Speaking before the meeting, IMF managing director Christine Lagarde said there was still a lot of work to do before Greece and its international lenders could clinch a cash-for-reforms deal.

“We are all in the process of working towards a solution for Greece and I would not say that we already have reached substantial results,” Ms Lagarde said.

“Things have moved, but there is still a lot of work to do,” she noted, adding that she believed Greece would fulfil its commitments.

G7 sources said officials from the member countries — hosts Germany, the US, Japan, Britain, France, and Canada — were speaking “all the time” about Greece on the sidelines of the Dresden meeting.

Greece did not come up at all during a formal symposium session yesterday, when finance ministers and central bank chiefs listened to short speeches by leading economists on how to boost growth momentum. “The word Greece wasn’t mentioned once,” a source said.

Another official said a discussion on Greece was set for today.

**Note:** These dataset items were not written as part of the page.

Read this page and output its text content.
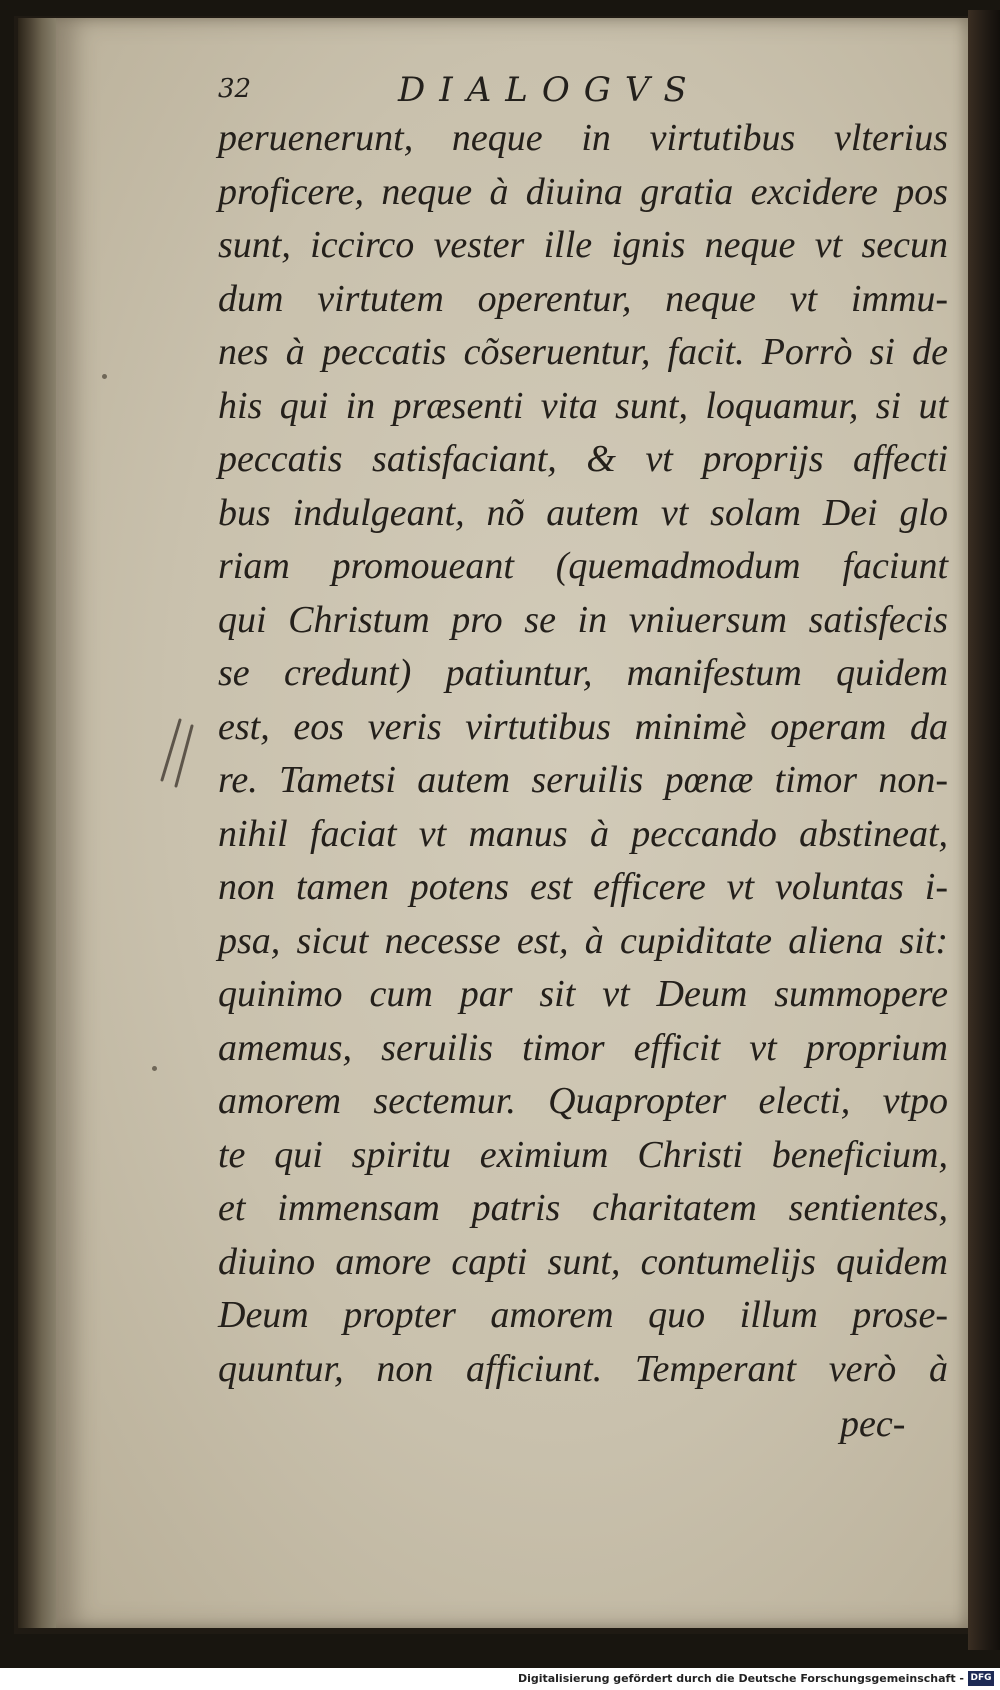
32	DIALOGVS
peruenerunt, neque in virtutibus vlterius
proficere, neque à diuina gratia excidere pos
sunt, iccirco vester ille ignis neque vt secun
dum virtutem operentur, neque vt immu-
nes à peccatis cõseruentur, facit. Porrò si de
his qui in præsenti vita sunt, loquamur, si ut
peccatis satisfaciant, & vt proprijs affecti
bus indulgeant, nõ autem vt solam Dei glo
riam promoueant (quemadmodum faciunt
qui Christum pro se in vniuersum satisfecis
se credunt) patiuntur, manifestum quidem
est, eos veris virtutibus minimè operam da
re. Tametsi autem seruilis pœnæ timor non-
nihil faciat vt manus à peccando abstineat,
non tamen potens est efficere vt voluntas i-
psa, sicut necesse est, à cupiditate aliena sit:
quinimo cum par sit vt Deum summopere
amemus, seruilis timor efficit vt proprium
amorem sectemur. Quapropter electi, vtpo
te qui spiritu eximium Christi beneficium,
et immensam patris charitatem sentientes,
diuino amore capti sunt, contumelijs quidem
Deum propter amorem quo illum prose-
quuntur, non afficiunt. Temperant verò à
pec-
Digitalisierung gefördert durch die Deutsche Forschungsgemeinschaft - DFG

Athens and its EU/IMF lenders have been locked in tortuous negotiations on a reform agreement for four months. Without a deal, it risks default or bankruptcy in weeks.

Greece’s government said on Wednesday that it was starting to draft a deal with creditors that would pave the way for aid, but European officials quickly dismissed the idea that the talks had reached such a stage.

On the eve of the G7 meeting, US treasury secretary Jack Lew urged international creditors to show more flexibility. He said he feared a miscalculation could lead to a new crisis which could have consequences for the wider world.

Meeting under the heading ‘Towards a Dynamic Global Economy’, the G7 finance ministers and central bank chiefs discussed economic reforms to increase their competitiveness. Volatile markets, sensitive to differing growth paths between economic regions, risk derailing their efforts.

ECB vice-president Vitor Constancio said a sell-off in financial markets that derails the eurozone’s recovery was the biggest risk to the eurozone’s financial stability. He was speaking following a slump in Chinese stocks after several brokerages tightened requirements on margin financing.